Journalism Online LLC, also co-founded by former Wall Street Journal publisher Gordon Crovitz, envisions an electronic-commerce platform that news sites could incorporate that would collect payments from consumers.
Hindery, the former top cable operation executive, is managing partner at Intermedia Partners, a media industry investment firm whose holdings include Sportsman Channel, Gospel Music Channel and various outdoor-sports magazines. Brill's past ventures include Court TV and the journalism-industry magazine Brill's Content.
Individual publishers would also set their own policies about paying to see their content, with Journalism Online collecting the money, the venture said in a news release.
The Times and Paidcontent.org reported the venture hopes to have a product ready as soon as this fall.
"The website will provide a way for publishers of quality journalism to charge whatever they believe is a reasonable amount for their content in ways that are seamlessly convenient for readers," Hindery said in the venture's release. "The only condition of participation is that the publishers have to charge for some portion of their content. They can do this while also offering the first portion of all articles for free, or by making a certain number of articles free each month for potential customers to sample, or by employing any other strategy they choose to balance the prospect of online circulation revenue with the need to maintain traffic and advertising revenue."
The venture also would attempt to sign licensing deals with "intermediaries such as search engines and other websites that currently base much of their business models on referrals of readers to the original content on newspaper, magazine and online news websites."
Attorneys David Boies and Theodore Olson are advising the venture, and the law firm of Boies Schiller has been retained to assist in negotiations and provide counsel.
Brill said in the release the venture has begun talks with most major newspaper and magazine publishers and some online news organizations.

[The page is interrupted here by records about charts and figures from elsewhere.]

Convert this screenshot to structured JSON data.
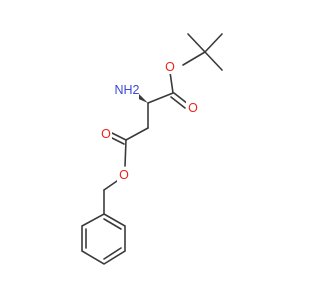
{
  "atoms": {
    "amino_label": "NH2",
    "amino_h": "H",
    "amino_sub": "2",
    "ester_o_tbu": "O",
    "carbonyl_o_tbu": "O",
    "carbonyl_o_bn": "O",
    "ester_o_bn": "O"
  },
  "colors": {
    "oxygen": "#e8261d",
    "nitrogen": "#3b49d6",
    "bond": "#3a3a3a",
    "background": "#ffffff"
  }
}
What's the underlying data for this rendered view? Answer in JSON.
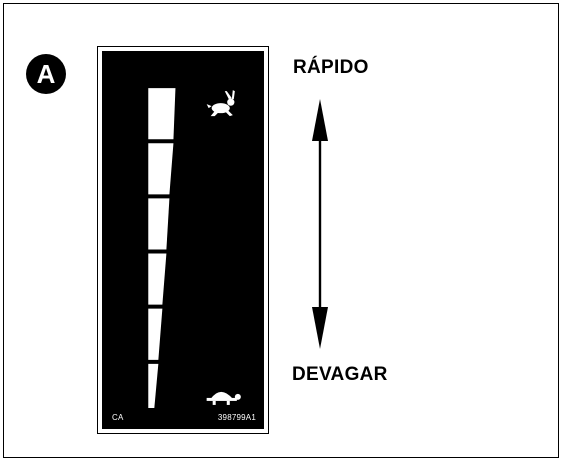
{
  "figure": {
    "badge_letter": "A",
    "label_fast": "RÁPIDO",
    "label_slow": "DEVAGAR",
    "panel": {
      "caption_left": "CA",
      "caption_right": "398799A1",
      "segment_count": 6,
      "fast_icon": "rabbit-icon",
      "slow_icon": "turtle-icon"
    },
    "arrow": "double-headed-vertical-arrow",
    "colors": {
      "ink": "#000000",
      "paper": "#ffffff"
    }
  }
}
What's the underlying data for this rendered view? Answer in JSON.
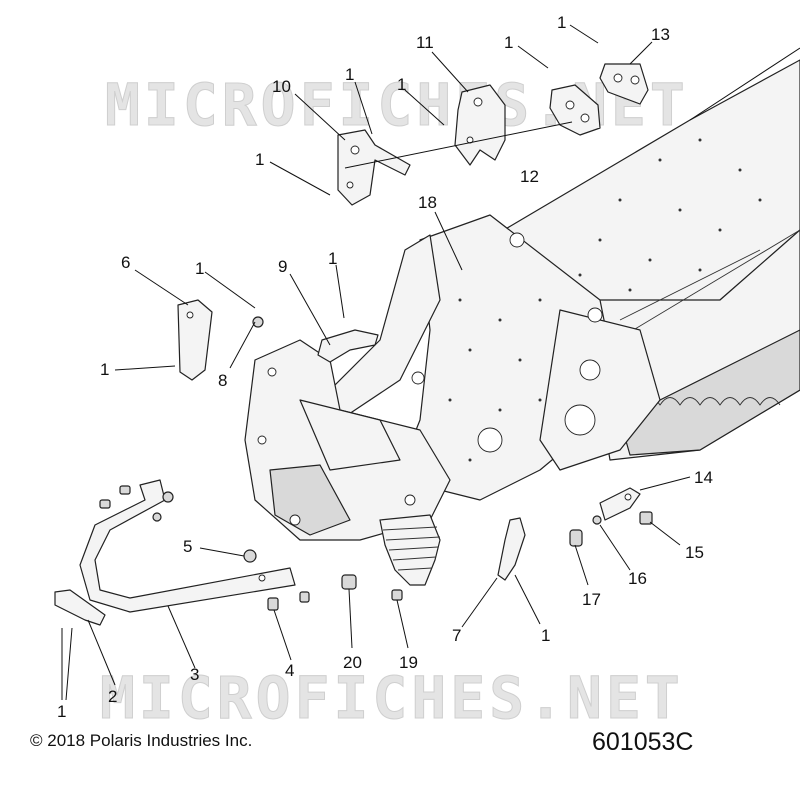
{
  "watermark": "MICROFICHES.NET",
  "footer": {
    "copyright": "© 2018 Polaris Industries Inc.",
    "diagram_number": "601053C"
  },
  "callouts": [
    {
      "id": "c-1-a",
      "label": "1"
    },
    {
      "id": "c-13",
      "label": "13"
    },
    {
      "id": "c-1-b",
      "label": "1"
    },
    {
      "id": "c-11",
      "label": "11"
    },
    {
      "id": "c-1-c",
      "label": "1"
    },
    {
      "id": "c-10",
      "label": "10"
    },
    {
      "id": "c-1-d",
      "label": "1"
    },
    {
      "id": "c-12",
      "label": "12"
    },
    {
      "id": "c-1-e",
      "label": "1"
    },
    {
      "id": "c-18",
      "label": "18"
    },
    {
      "id": "c-6",
      "label": "6"
    },
    {
      "id": "c-1-f",
      "label": "1"
    },
    {
      "id": "c-9",
      "label": "9"
    },
    {
      "id": "c-1-g",
      "label": "1"
    },
    {
      "id": "c-1-h",
      "label": "1"
    },
    {
      "id": "c-8",
      "label": "8"
    },
    {
      "id": "c-14",
      "label": "14"
    },
    {
      "id": "c-15",
      "label": "15"
    },
    {
      "id": "c-16",
      "label": "16"
    },
    {
      "id": "c-17",
      "label": "17"
    },
    {
      "id": "c-5",
      "label": "5"
    },
    {
      "id": "c-7",
      "label": "7"
    },
    {
      "id": "c-1-i",
      "label": "1"
    },
    {
      "id": "c-3",
      "label": "3"
    },
    {
      "id": "c-4",
      "label": "4"
    },
    {
      "id": "c-20",
      "label": "20"
    },
    {
      "id": "c-19",
      "label": "19"
    },
    {
      "id": "c-2",
      "label": "2"
    },
    {
      "id": "c-1-j",
      "label": "1"
    }
  ]
}
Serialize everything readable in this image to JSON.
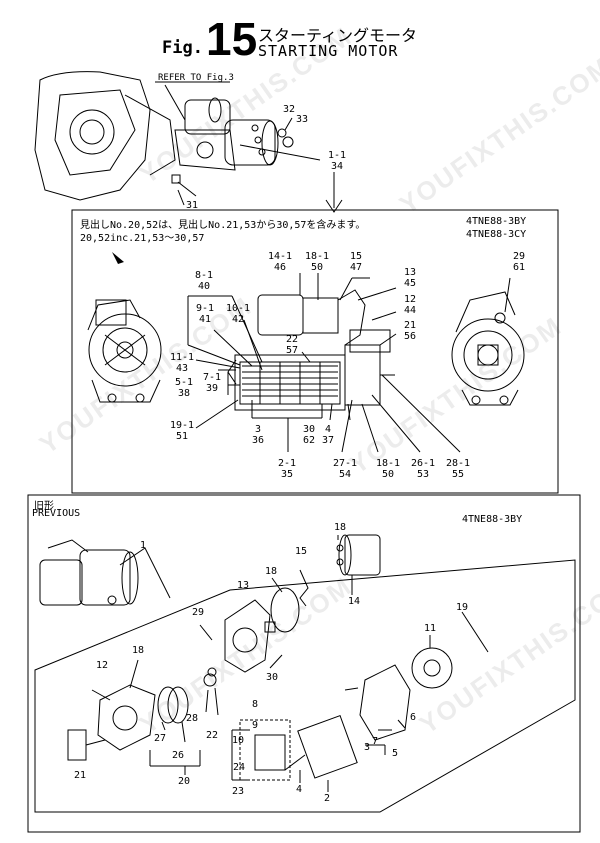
{
  "header": {
    "fig_prefix": "Fig.",
    "fig_number": "15",
    "title_jp": "スターティングモータ",
    "title_en": "STARTING MOTOR"
  },
  "top": {
    "refer": "REFER TO Fig.3",
    "p32": "32",
    "p33": "33",
    "p31": "31",
    "p1_1": "1-1",
    "p34": "34"
  },
  "box1": {
    "note_line1": "見出しNo.20,52は、見出しNo.21,53から30,57を含みます。",
    "note_line2": "20,52inc.21,53～30,57",
    "model1": "4TNE88-3BY",
    "model2": "4TNE88-3CY",
    "labels": [
      {
        "k": "l14_1",
        "t": "14-1\n46"
      },
      {
        "k": "l18_1a",
        "t": "18-1\n50"
      },
      {
        "k": "l15",
        "t": "15\n47"
      },
      {
        "k": "l13",
        "t": "13\n45"
      },
      {
        "k": "l12",
        "t": "12\n44"
      },
      {
        "k": "l21",
        "t": "21\n56"
      },
      {
        "k": "l29",
        "t": "29\n61"
      },
      {
        "k": "l8_1",
        "t": "8-1\n40"
      },
      {
        "k": "l9_1",
        "t": "9-1\n41"
      },
      {
        "k": "l10_1",
        "t": "10-1\n42"
      },
      {
        "k": "l22",
        "t": "22\n57"
      },
      {
        "k": "l11_1",
        "t": "11-1\n43"
      },
      {
        "k": "l7_1",
        "t": "7-1\n39"
      },
      {
        "k": "l5_1",
        "t": "5-1\n38"
      },
      {
        "k": "l19_1",
        "t": "19-1\n51"
      },
      {
        "k": "l3",
        "t": "3\n36"
      },
      {
        "k": "l30",
        "t": "30\n62"
      },
      {
        "k": "l4",
        "t": "4\n37"
      },
      {
        "k": "l2_1",
        "t": "2-1\n35"
      },
      {
        "k": "l27_1",
        "t": "27-1\n54"
      },
      {
        "k": "l18_1b",
        "t": "18-1\n50"
      },
      {
        "k": "l26_1",
        "t": "26-1\n53"
      },
      {
        "k": "l28_1",
        "t": "28-1\n55"
      }
    ]
  },
  "box2": {
    "prev_jp": "旧形",
    "prev_en": "PREVIOUS",
    "model": "4TNE88-3BY",
    "nums": [
      "1",
      "18",
      "15",
      "13",
      "18",
      "14",
      "29",
      "19",
      "11",
      "30",
      "12",
      "18",
      "8",
      "9",
      "10",
      "28",
      "22",
      "27",
      "26",
      "21",
      "20",
      "24",
      "23",
      "7",
      "6",
      "3",
      "5",
      "4",
      "2"
    ]
  },
  "watermark": "YOUFIXTHIS.COM"
}
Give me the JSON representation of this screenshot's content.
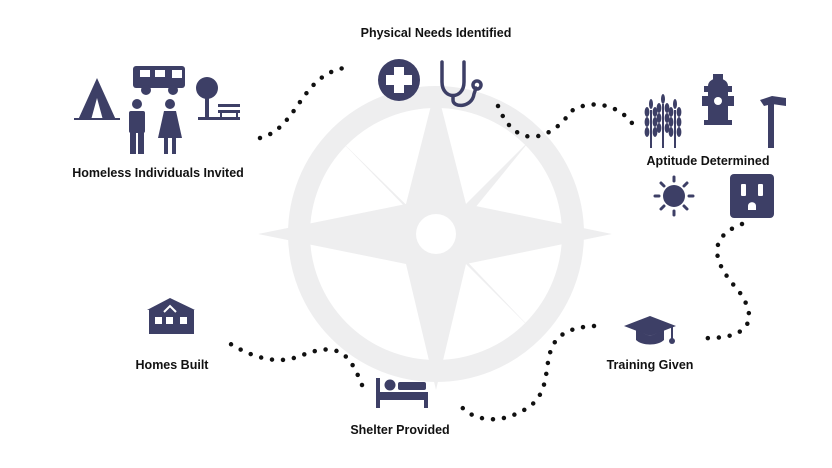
{
  "diagram": {
    "colors": {
      "icon": "#3d3f66",
      "compass": "#eeeeef",
      "dot": "#111111",
      "text": "#111111"
    },
    "stages": [
      {
        "id": "physical",
        "label": "Physical Needs Identified",
        "icons": [
          "medical-cross-icon",
          "stethoscope-icon"
        ]
      },
      {
        "id": "homeless",
        "label": "Homeless Individuals Invited",
        "icons": [
          "tent-icon",
          "rv-camper-icon",
          "park-bench-icon",
          "man-icon",
          "woman-icon"
        ]
      },
      {
        "id": "aptitude",
        "label": "Aptitude Determined",
        "icons": [
          "wheat-icon",
          "fire-hydrant-icon",
          "hammer-icon",
          "sun-icon",
          "power-outlet-icon"
        ]
      },
      {
        "id": "training",
        "label": "Training Given",
        "icons": [
          "graduation-cap-icon"
        ]
      },
      {
        "id": "shelter",
        "label": "Shelter Provided",
        "icons": [
          "bed-icon"
        ]
      },
      {
        "id": "homes",
        "label": "Homes Built",
        "icons": [
          "house-icon"
        ]
      }
    ],
    "background_icon": "compass-rose-icon"
  }
}
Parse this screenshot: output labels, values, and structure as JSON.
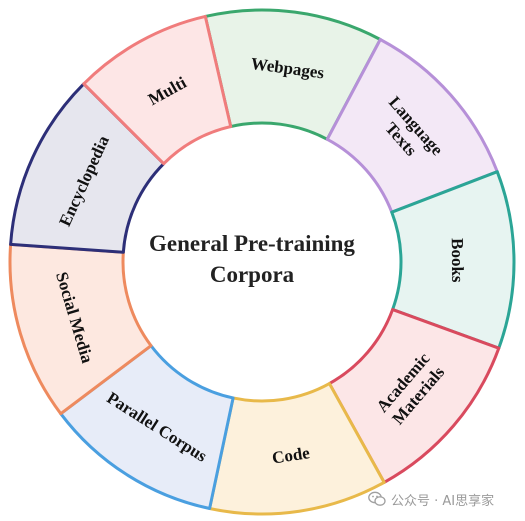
{
  "center": {
    "line1": "General Pre-training",
    "line2": "Corpora"
  },
  "segments": [
    {
      "id": "webpages",
      "lines": [
        "Webpages"
      ],
      "fill": "#e8f3e8",
      "stroke": "#3aa76d"
    },
    {
      "id": "language-texts",
      "lines": [
        "Language",
        "Texts"
      ],
      "fill": "#f3e8f6",
      "stroke": "#b690d8"
    },
    {
      "id": "books",
      "lines": [
        "Books"
      ],
      "fill": "#e7f4f1",
      "stroke": "#2ba596"
    },
    {
      "id": "academic-materials",
      "lines": [
        "Academic",
        "Materials"
      ],
      "fill": "#fce6e7",
      "stroke": "#d94a5e"
    },
    {
      "id": "code",
      "lines": [
        "Code"
      ],
      "fill": "#fdf1dc",
      "stroke": "#e8b94a"
    },
    {
      "id": "parallel-corpus",
      "lines": [
        "Parallel Corpus"
      ],
      "fill": "#e7ecf8",
      "stroke": "#4a9fe0"
    },
    {
      "id": "social-media",
      "lines": [
        "Social Media"
      ],
      "fill": "#fde8e0",
      "stroke": "#ee8a5e"
    },
    {
      "id": "encyclopedia",
      "lines": [
        "Encyclopedia"
      ],
      "fill": "#e6e6ee",
      "stroke": "#2d2f78"
    },
    {
      "id": "multi",
      "lines": [
        "Multi"
      ],
      "fill": "#fde6e6",
      "stroke": "#f07c7c"
    }
  ],
  "watermark": {
    "text": "公众号 · AI思享家",
    "icon": "wechat-icon"
  }
}
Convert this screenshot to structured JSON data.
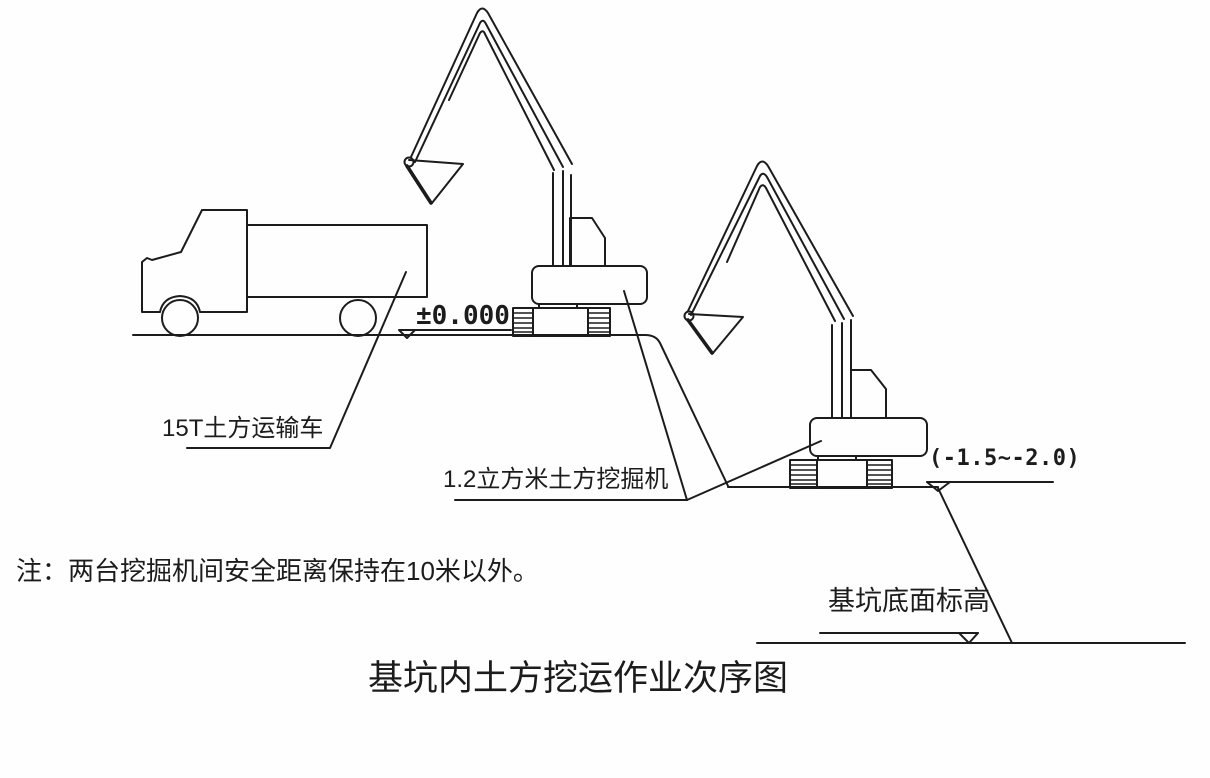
{
  "diagram": {
    "title": "基坑内土方挖运作业次序图",
    "note": "注：两台挖掘机间安全距离保持在10米以外。",
    "labels": {
      "truck": "15T土方运输车",
      "excavator": "1.2立方米土方挖掘机",
      "pit_bottom": "基坑底面标高"
    },
    "elevations": {
      "ground_level": "±0.000",
      "pit_depth_range": "(-1.5~-2.0)"
    },
    "icons": {
      "truck": "dump-truck-icon",
      "excavator_upper": "excavator-icon",
      "excavator_lower": "excavator-icon",
      "elevation_marker": "inverted-triangle-benchmark-icon"
    },
    "colors": {
      "line": "#1c1c1c",
      "background": "#fefefe"
    }
  }
}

"We've all heard some people say that Internet journalism needs to be free because other less-valuable content is free," Brill said in the release. "But we believe Americans know that advertising alone can't support quality journalism - and the truth is that it never has. The irony is that by using the Internet publishers of newspapers and magazines have dramatically improved the quality and breadth of their journalism with online updates, video reports, blogs, data analyses, and specialized beat coverage. The problem is that, with rare exceptions, they are getting paid nothing for it."